Politique › Institutionnel

Les voyages au Cameroun désormais soumis à «des mesures d’exception»

Selon le ministère des Transports, ces mesures qui touchent les secteurs aérien, routier maritime et ferroviaire, seront levées dès la fin des «menaces» terroristes

Les déplacements par voie aérienne, routière, maritime et ferroviaire au Cameroun sont désormais soumis à «des mesures d’exception», d’après un communiqué publié ce mercredi dans la presse publique et signé du ministre des Transports, Robert Nkili.

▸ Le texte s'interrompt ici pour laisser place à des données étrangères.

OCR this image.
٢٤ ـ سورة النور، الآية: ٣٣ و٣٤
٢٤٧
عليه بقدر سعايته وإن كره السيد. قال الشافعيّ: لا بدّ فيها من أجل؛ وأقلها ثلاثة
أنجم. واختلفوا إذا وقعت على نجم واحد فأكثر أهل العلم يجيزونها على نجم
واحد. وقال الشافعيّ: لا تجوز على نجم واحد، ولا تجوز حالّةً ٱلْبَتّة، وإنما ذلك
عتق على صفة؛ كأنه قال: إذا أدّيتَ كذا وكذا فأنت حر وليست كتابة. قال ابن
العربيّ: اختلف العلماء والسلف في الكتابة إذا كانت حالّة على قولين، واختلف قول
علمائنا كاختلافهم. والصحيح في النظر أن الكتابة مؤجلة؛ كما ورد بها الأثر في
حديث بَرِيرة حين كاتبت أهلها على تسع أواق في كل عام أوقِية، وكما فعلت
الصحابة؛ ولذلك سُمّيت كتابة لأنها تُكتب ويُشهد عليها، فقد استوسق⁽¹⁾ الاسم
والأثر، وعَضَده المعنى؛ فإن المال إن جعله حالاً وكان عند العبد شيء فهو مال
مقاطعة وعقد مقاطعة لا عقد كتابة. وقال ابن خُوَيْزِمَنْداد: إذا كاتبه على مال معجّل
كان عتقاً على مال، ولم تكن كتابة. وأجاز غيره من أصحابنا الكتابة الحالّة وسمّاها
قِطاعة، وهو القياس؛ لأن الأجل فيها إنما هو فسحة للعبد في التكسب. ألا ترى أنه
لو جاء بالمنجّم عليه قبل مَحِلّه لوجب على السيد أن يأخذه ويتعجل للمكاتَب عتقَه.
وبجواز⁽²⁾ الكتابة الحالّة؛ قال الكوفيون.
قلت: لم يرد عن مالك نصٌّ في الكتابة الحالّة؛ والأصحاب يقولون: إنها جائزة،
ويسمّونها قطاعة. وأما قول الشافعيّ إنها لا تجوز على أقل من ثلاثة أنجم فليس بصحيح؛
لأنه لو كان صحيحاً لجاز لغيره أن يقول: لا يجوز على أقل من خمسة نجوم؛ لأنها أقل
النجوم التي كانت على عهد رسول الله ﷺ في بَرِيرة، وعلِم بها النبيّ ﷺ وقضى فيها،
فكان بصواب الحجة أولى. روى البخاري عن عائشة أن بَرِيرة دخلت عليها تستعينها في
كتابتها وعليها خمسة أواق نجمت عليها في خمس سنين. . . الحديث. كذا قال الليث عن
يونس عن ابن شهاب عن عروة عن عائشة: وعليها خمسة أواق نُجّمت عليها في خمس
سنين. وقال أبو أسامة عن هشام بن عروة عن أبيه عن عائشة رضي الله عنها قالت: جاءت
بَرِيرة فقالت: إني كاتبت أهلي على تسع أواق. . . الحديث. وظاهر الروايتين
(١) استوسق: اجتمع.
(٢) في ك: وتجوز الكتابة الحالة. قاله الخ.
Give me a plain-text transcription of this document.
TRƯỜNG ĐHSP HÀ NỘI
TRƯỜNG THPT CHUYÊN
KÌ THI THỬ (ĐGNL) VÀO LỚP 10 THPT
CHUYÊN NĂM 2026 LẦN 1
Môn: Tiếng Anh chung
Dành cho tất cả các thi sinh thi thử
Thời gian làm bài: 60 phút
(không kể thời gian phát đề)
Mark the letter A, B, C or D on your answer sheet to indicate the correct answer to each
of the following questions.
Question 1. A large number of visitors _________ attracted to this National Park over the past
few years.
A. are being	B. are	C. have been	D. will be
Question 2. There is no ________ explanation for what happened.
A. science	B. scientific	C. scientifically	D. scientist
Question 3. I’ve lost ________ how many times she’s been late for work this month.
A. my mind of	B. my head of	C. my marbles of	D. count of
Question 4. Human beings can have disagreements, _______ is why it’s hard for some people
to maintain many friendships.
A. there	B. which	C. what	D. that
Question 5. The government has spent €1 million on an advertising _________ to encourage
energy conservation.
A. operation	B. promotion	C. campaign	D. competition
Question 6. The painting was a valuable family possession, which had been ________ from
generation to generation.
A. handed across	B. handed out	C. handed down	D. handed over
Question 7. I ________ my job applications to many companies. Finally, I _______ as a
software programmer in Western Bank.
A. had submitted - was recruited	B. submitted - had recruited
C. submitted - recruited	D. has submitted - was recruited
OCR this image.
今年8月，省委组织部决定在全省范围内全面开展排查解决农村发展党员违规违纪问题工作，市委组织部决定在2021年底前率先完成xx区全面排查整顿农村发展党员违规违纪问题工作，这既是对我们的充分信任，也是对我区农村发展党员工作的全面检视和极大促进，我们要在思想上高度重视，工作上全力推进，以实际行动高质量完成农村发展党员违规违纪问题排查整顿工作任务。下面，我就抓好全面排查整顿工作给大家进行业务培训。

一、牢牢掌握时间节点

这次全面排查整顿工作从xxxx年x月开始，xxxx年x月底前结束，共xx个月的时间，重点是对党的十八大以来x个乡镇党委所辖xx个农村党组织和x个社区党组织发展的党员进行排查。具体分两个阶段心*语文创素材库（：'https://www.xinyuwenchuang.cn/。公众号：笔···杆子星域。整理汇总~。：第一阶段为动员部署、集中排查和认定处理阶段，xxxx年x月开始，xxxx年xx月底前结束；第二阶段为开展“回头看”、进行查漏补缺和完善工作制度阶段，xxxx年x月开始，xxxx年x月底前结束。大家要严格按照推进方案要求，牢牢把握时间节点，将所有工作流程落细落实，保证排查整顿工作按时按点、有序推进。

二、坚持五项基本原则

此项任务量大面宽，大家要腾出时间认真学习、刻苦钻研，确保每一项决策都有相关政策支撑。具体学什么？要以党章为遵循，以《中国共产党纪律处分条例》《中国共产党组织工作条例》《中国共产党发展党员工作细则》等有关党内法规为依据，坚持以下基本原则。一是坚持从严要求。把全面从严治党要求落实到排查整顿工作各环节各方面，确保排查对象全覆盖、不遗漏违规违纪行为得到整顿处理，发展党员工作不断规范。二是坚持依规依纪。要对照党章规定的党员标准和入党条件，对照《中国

Ces mesures dites d’exception ne sont pas explicitées dans le communiqué mais justifiées selon le ministère des Transports par le «climat actuel caractérisé par des menaces terroristes»

On sait toutefois que les contrôles qui étaient par exemple pratiqués dans le cas des voyages interurbains seront plus accentués. A cet effet, Robert Nkili, «demande aux différents voyageurs de se soumettre aux exigences des mesures d’exception adoptées et de collaborer avec les forces de maintien de l’ordre, pour que la mise en uvre desdites mesures d’exception se fasse dans un climat de sérénité, de courtoisie et de respect mutuel».

«Ces mesures d’exception seront levées dès la fin des dites menaces», conclut le ministre.

Le Cameroun fait face, avec acuité, depuis le début d’année 2014 à des incursions du groupe terroriste d’essence nigériane Boko Haram. Le 17 mai 2014, Paul Biya a déclaré «la guerre» à cette nébuleuse qui contrôle des pans de territoire dans le nord-est du Nigéria et menace l’intégrité de la région de l’Extrême-Nord du Cameroun, frontalière entre les deux pays.

Le 05 janvier 2015, le chef de Boko Haram, Abubakar Shekau, a à son tour adressé des menaces directes au Cameroun.

Trois jours plus tard, le 08 janvier, le chef de l’Etat camerounais a décidé de demander le soutien de la communauté internationale pour faire face à ce mal qui menace la stabilité de la sous-région.